April 30, 2006
Liz published this at 9:26 am
One GIANT Flow Chart
It was an interview with the Chairman of the Board of a publishing company. We had just taken a break. I came back from stretching my legs to find six 4ft. x 8ft. foam core boards that made one GIANT flow chart, supposedly outlining the publishing process in complete and total detail.
I thought, “Ohmygod. They’re one of those kinds of companies.”
He said, “So, what do you think of that?”
I said, “I believe it was very useful for the folks who put it together.”
I usually think of work situations like I would a dating relationship You don’t date a guy thinking you’ll change him. That I took this job thinking I could change this company was just wrong.
The thing about a complex process is that it never works the same way two times in a row. Only assembly lines get processes designed one time. In complex processes factors occur which cause change, and the process has to allow for them. Those 6 foam core sheets were never used once they were made.
A Complex Process
It’s been a while since I described Part 1-Process Models. Were you wondering whether I would get to Part2? I took my time getting here because, designing a process that works is fairly easy compared to writing how to do it. But I’ve finally got it down to a few easy rules.
Let’s start with the definition. By a complex process, I mean one that involves more than one person and more than one line of action. Several people and several things are going on at the same time. Different things have to happen in different times and with different goals.

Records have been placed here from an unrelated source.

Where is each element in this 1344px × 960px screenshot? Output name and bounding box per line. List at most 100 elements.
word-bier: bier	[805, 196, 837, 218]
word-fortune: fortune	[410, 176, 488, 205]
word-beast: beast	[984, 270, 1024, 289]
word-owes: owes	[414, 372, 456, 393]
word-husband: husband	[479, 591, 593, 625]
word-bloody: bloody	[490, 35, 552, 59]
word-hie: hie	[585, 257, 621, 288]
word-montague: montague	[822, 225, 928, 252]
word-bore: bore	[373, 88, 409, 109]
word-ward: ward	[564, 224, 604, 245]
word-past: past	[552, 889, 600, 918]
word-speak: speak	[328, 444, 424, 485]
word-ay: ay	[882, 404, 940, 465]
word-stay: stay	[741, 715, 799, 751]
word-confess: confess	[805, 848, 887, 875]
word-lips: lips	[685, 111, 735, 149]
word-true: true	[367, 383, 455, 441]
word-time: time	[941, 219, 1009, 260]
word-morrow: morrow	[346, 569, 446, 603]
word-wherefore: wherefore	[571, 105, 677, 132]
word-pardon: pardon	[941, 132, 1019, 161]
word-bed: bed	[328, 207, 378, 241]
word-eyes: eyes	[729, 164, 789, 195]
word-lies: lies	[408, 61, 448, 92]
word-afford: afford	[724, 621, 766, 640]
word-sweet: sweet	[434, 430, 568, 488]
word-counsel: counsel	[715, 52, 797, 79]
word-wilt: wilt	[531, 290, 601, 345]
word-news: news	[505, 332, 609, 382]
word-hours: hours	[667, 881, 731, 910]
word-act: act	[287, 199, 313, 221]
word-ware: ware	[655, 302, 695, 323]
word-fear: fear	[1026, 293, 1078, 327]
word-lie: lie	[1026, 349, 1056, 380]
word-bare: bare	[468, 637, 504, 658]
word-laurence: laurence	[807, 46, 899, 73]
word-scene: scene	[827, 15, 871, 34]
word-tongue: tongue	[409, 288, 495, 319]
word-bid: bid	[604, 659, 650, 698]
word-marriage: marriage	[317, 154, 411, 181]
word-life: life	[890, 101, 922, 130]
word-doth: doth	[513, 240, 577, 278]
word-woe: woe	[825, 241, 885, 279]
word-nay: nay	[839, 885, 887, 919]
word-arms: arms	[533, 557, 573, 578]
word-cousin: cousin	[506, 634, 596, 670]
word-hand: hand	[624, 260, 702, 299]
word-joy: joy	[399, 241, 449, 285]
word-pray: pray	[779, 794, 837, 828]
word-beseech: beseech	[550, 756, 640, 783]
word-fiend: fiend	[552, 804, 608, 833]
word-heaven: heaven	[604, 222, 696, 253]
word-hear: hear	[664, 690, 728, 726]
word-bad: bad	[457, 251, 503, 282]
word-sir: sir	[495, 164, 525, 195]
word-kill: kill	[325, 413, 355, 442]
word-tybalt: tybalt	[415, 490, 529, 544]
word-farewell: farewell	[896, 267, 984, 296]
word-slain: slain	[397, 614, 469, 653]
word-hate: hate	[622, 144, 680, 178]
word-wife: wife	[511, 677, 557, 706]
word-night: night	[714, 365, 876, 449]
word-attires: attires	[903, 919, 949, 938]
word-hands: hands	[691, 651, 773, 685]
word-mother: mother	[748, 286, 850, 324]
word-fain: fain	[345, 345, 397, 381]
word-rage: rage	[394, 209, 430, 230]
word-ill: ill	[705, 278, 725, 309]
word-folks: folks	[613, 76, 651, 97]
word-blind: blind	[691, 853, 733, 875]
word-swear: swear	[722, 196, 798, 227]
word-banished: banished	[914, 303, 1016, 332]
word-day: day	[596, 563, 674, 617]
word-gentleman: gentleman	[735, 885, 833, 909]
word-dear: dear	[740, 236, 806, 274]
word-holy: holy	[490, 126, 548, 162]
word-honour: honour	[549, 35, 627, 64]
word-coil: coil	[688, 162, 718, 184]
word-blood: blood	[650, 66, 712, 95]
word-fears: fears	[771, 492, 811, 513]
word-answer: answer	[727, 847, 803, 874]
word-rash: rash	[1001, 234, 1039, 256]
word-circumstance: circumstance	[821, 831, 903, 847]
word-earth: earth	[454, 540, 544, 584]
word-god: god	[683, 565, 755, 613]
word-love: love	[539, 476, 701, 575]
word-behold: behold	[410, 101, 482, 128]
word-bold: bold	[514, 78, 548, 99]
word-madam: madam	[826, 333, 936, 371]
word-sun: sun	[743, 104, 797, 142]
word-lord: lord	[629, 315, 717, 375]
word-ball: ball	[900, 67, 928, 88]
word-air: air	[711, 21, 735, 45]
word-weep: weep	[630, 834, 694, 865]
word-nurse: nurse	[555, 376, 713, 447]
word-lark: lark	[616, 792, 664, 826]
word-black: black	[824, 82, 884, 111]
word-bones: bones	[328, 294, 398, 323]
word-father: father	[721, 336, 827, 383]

I’m waiting on your outputs because they are my inputs, which you might then be waiting on because you need them back again. Each of those circumstances makes the process exponentially more complex and also more stressful. Which is good cause for wanting to design a process that works really well.
A Few Easy Rules
Publishing has all of the complicating factors of organizational process. Every book published is different from the book that came before. That means that the process needs to be reconsidered and re-invented every time a book is made. Here are the few easy rules I’ve learned that work really well.
- There must be a leader who has done this before.
- The big picture, global thinkers decide on the flow of the work.
- They do that by talking through the way the work will go.
- That discussion is best done with as few people as possible, but with all phases of the process represented — one person can speak for more than one part. The detail people should not be present at this discussion.
- When the process is defined, the big picture people present it to the detail folks who will participate in the process.
- The detail folks ask questions to challenge the process, to find every chink in the process they possibly can. In essence, they are there to test the thinking.
- When that discussion is complete, the process will stand as a working plan.
- The entire group should agree that this is the process, until it isn’t working, at which time, the group will meet again to adjust the plan.
All processes need the flexilibity to change for the introduction of new information. If the number of people in the process changes by 10% more or less, it’s time to rethink the process again. The same holds true if the timeline changes significantly.
Process is a fluid thing. It moves just as people do. Trying to draw up and frame steps rigidly on foam core is a nice way to learn the steps of a business work in theory, but not how they function efficiently in real life.
Mental flexibility, mental fluency, strategic deep thinking, process skills are all critical ways of using our minds to move with the times, to be as dynamic as the information is in this age where information flies.
Even when you work alone, you use process and process thinking. How can you use these rules to promote your brand and your business? Imagine how you can use this to help your clients plan.